Fish stocking is the practice of raising fish in a hatchery and releasing them into a river, lake, or the ocean to supplement existing populations, or to create a population where none exists. Stocking may be done for the benefit of commercial, recreational, or tribal fishing, but may also be done to restore or increase a population of threatened or endangered fish in a body of water closed to fishing.
Fish stocking may be done by governmental agencies in public waters, or by private groups in private waters.
Fish stocking is a practice that dates back hundreds of years.
In the United States, the practice of stocking non-native fish for sport and food was just beginning in 1871, when the US Fish Commission was established. The head of the new agency, Spencer Fullerton Baird, was tasked to research "the decrease of the food fishes of the seacoasts and the lakes of the United States and to suggest remedial measures." Baird made his headquarters at Woods Hole on Cape Cod, Massachusetts. There, his team of scientists and researchers conducted studies on striped bass, blue fish, and many other commercial and sport fish.
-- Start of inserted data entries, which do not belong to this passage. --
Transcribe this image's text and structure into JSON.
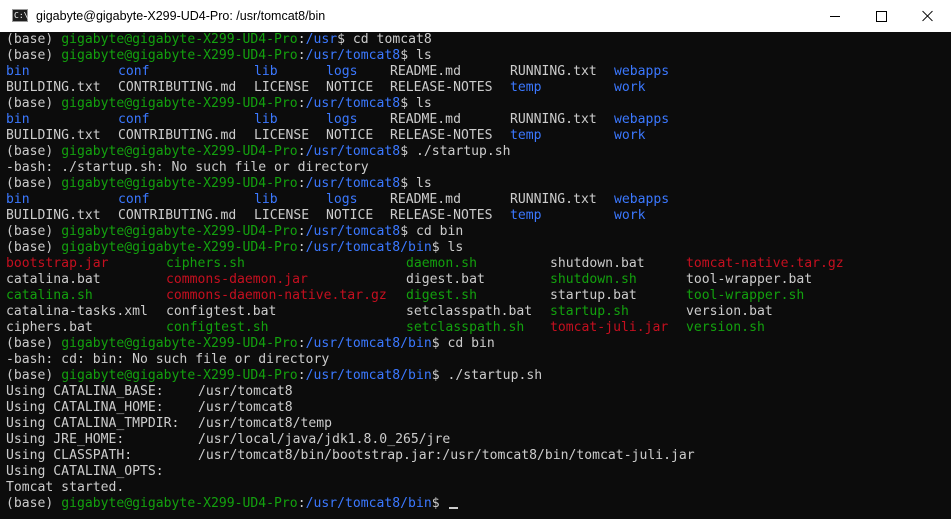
{
  "window": {
    "title": "gigabyte@gigabyte-X299-UD4-Pro: /usr/tomcat8/bin",
    "icon": "terminal-app-icon",
    "icon_text": "C:\\"
  },
  "colors": {
    "background": "#0c0c0c",
    "text": "#cccccc",
    "green": "#13a10e",
    "blue": "#3b78ff",
    "red": "#c50f1f"
  },
  "prompt": {
    "env": "(base) ",
    "user_host": "gigabyte@gigabyte-X299-UD4-Pro",
    "colon": ":",
    "path_usr": "/usr",
    "path_tomcat8": "/usr/tomcat8",
    "path_bin": "/usr/tomcat8/bin",
    "dollar": "$ "
  },
  "commands": {
    "cd_tomcat8": "cd tomcat8",
    "ls": "ls",
    "startup": "./startup.sh",
    "cd_bin": "cd bin"
  },
  "ls_tomcat8": {
    "row1": [
      "bin",
      "conf",
      "lib",
      "logs",
      "README.md",
      "RUNNING.txt",
      "webapps"
    ],
    "row2": [
      "BUILDING.txt",
      "CONTRIBUTING.md",
      "LICENSE",
      "NOTICE",
      "RELEASE-NOTES",
      "temp",
      "work"
    ]
  },
  "ls_bin": {
    "row1": [
      "bootstrap.jar",
      "ciphers.sh",
      "daemon.sh",
      "shutdown.bat",
      "tomcat-native.tar.gz"
    ],
    "row2": [
      "catalina.bat",
      "commons-daemon.jar",
      "digest.bat",
      "shutdown.sh",
      "tool-wrapper.bat"
    ],
    "row3": [
      "catalina.sh",
      "commons-daemon-native.tar.gz",
      "digest.sh",
      "startup.bat",
      "tool-wrapper.sh"
    ],
    "row4": [
      "catalina-tasks.xml",
      "configtest.bat",
      "setclasspath.bat",
      "startup.sh",
      "version.bat"
    ],
    "row5": [
      "ciphers.bat",
      "configtest.sh",
      "setclasspath.sh",
      "tomcat-juli.jar",
      "version.sh"
    ]
  },
  "errors": {
    "startup_missing": "-bash: ./startup.sh: No such file or directory",
    "cd_bin_missing": "-bash: cd: bin: No such file or directory"
  },
  "startup_output": {
    "catalina_base_label": "Using CATALINA_BASE:",
    "catalina_base_value": "/usr/tomcat8",
    "catalina_home_label": "Using CATALINA_HOME:",
    "catalina_home_value": "/usr/tomcat8",
    "catalina_tmpdir_label": "Using CATALINA_TMPDIR:",
    "catalina_tmpdir_value": "/usr/tomcat8/temp",
    "jre_home_label": "Using JRE_HOME:",
    "jre_home_value": "/usr/local/java/jdk1.8.0_265/jre",
    "classpath_label": "Using CLASSPATH:",
    "classpath_value": "/usr/tomcat8/bin/bootstrap.jar:/usr/tomcat8/bin/tomcat-juli.jar",
    "catalina_opts_label": "Using CATALINA_OPTS:",
    "started": "Tomcat started."
  }
}
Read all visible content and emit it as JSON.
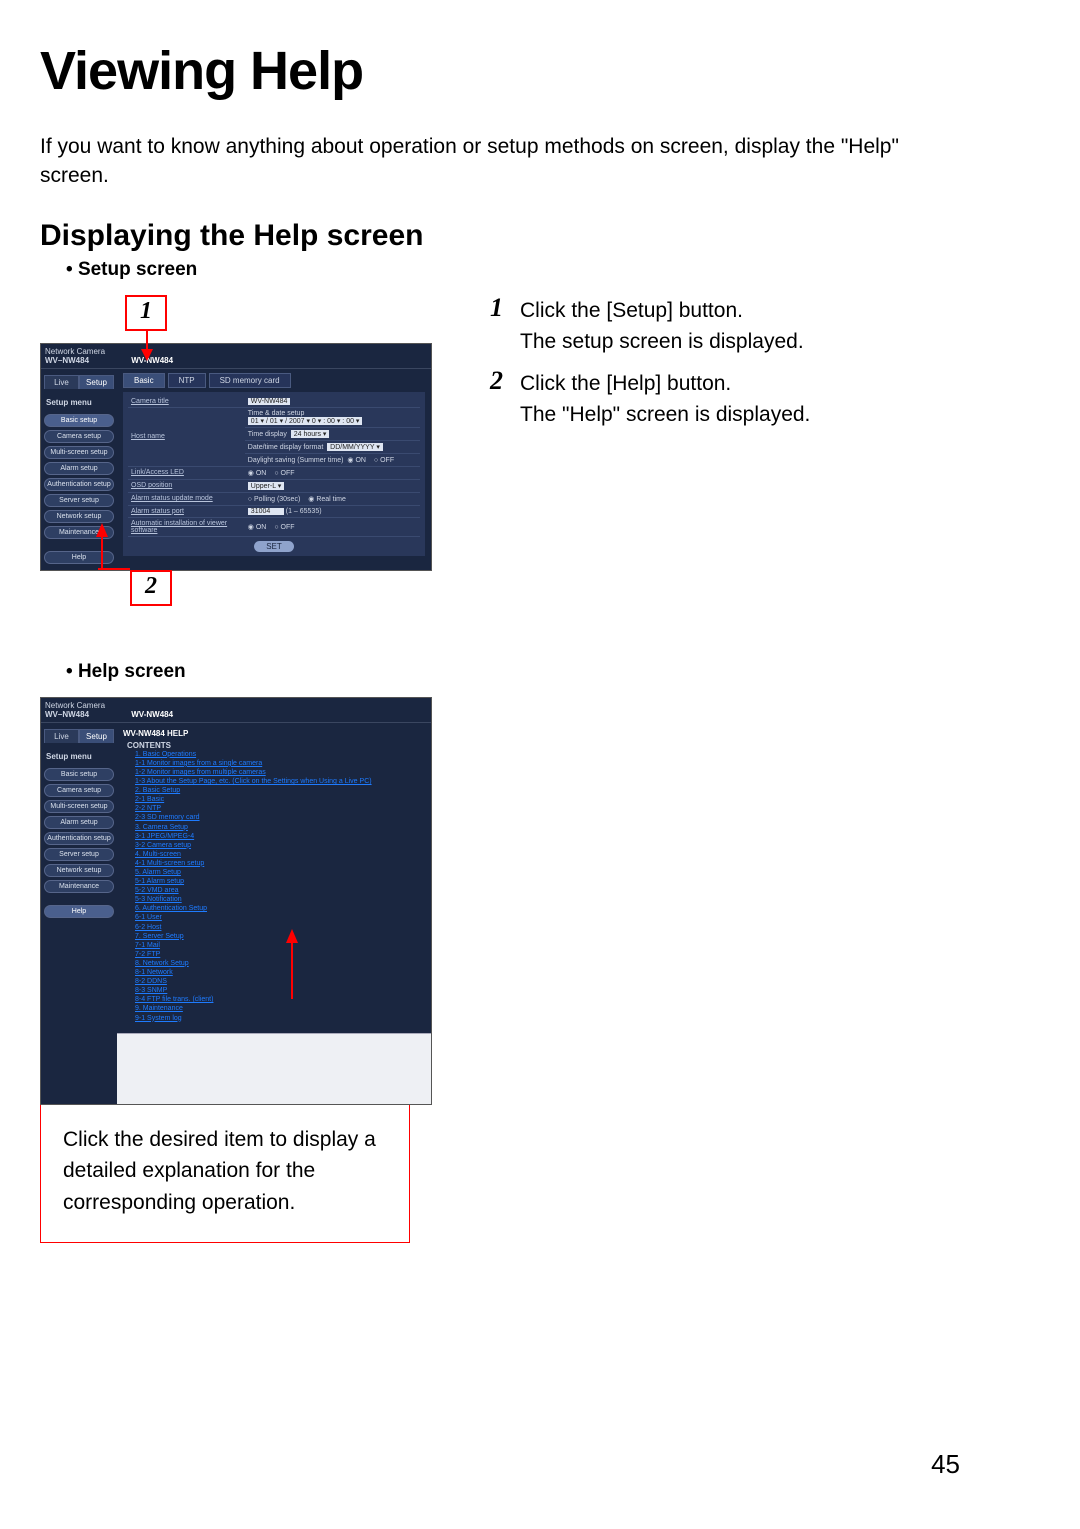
{
  "title": "Viewing Help",
  "intro": "If you want to know anything about operation or setup methods on screen, display the \"Help\" screen.",
  "section": "Displaying the Help screen",
  "bullets": {
    "setup": "Setup screen",
    "help": "Help screen"
  },
  "steps": {
    "s1": {
      "num": "1",
      "text1": "Click the [Setup] button.",
      "text2": "The setup screen is displayed."
    },
    "s2": {
      "num": "2",
      "text1": "Click the [Help] button.",
      "text2": "The \"Help\" screen is displayed."
    }
  },
  "callouts": {
    "c1": "1",
    "c2": "2"
  },
  "note": "Click the desired item to display a detailed explanation for the corresponding operation.",
  "page_number": "45",
  "app": {
    "brand_line1": "Network Camera",
    "brand_line2": "WV–NW484",
    "model": "WV-NW484",
    "tabs_live": {
      "live": "Live",
      "setup": "Setup"
    },
    "sidebar": {
      "head": "Setup menu",
      "items": [
        "Basic setup",
        "Camera setup",
        "Multi-screen setup",
        "Alarm setup",
        "Authentication setup",
        "Server setup",
        "Network setup",
        "Maintenance"
      ],
      "help": "Help"
    },
    "tabs2": {
      "basic": "Basic",
      "ntp": "NTP",
      "sd": "SD memory card"
    },
    "form": {
      "camera_title_lbl": "Camera title",
      "camera_title_val": "WV-NW484",
      "time_date_lbl": "Time & date setup",
      "time_date_val": "01 ▾ / 01 ▾ / 2007 ▾    0 ▾ : 00 ▾ : 00 ▾",
      "time_disp_lbl": "Time display",
      "time_disp_val": "24 hours ▾",
      "date_fmt_lbl": "Date/time display format",
      "date_fmt_val": "DD/MM/YYYY  ▾",
      "dst_lbl": "Daylight saving (Summer time)",
      "dst_on": "ON",
      "dst_off": "OFF",
      "led_lbl": "Link/Access LED",
      "led_on": "ON",
      "led_off": "OFF",
      "osd_lbl": "OSD position",
      "osd_val": "Upper-L  ▾",
      "alm_lbl": "Alarm status update mode",
      "alm_poll": "Polling (30sec)",
      "alm_real": "Real time",
      "port_lbl": "Alarm status port",
      "port_val1": "(1 – 65535)",
      "port_val0": "31004",
      "auto_lbl": "Automatic installation of viewer software",
      "auto_on": "ON",
      "auto_off": "OFF",
      "set": "SET"
    },
    "help_toc": {
      "head": "WV-NW484 HELP",
      "sub": "CONTENTS",
      "lines": [
        "1. Basic Operations",
        "1-1 Monitor images from a single camera",
        "1-2 Monitor images from multiple cameras",
        "1-3 About the Setup Page, etc. (Click on the Settings when Using a Live PC)",
        "2. Basic Setup",
        "2-1 Basic",
        "2-2 NTP",
        "2-3 SD memory card",
        "3. Camera Setup",
        "3-1 JPEG/MPEG-4",
        "3-2 Camera setup",
        "4. Multi-screen",
        "4-1 Multi-screen setup",
        "5. Alarm Setup",
        "5-1 Alarm setup",
        "5-2 VMD area",
        "5-3 Notification",
        "6. Authentication Setup",
        "6-1 User",
        "6-2 Host",
        "7. Server Setup",
        "7-1 Mail",
        "7-2 FTP",
        "8. Network Setup",
        "8-1 Network",
        "8-2 DDNS",
        "8-3 SNMP",
        "8-4 FTP file trans. (client)",
        "9. Maintenance",
        "9-1 System log"
      ]
    }
  }
}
They compiled their research into a 255-page report on United States fish resources. Congress granted the team 15,000 dollars to develop food fish stocks, and non-native fish such as rainbow trout, salmon, striped bass, and carp, were subsequently introduced successfully into United States lakes and rivers.
Today, much more thought is put into introducing non-native species. Non-native species can severely damage the populations of fragile native species. Stocking is used to restore native species to waters where they have been overfished or can no longer breed. "Give and take" stocking practices are those where fish are stocked only to be fished, and then restocked. Practices today lean more towards sustainability.
In the United States, common species that are currently stocked for sport include trout, muskellunge, walleye, and several species of panfish.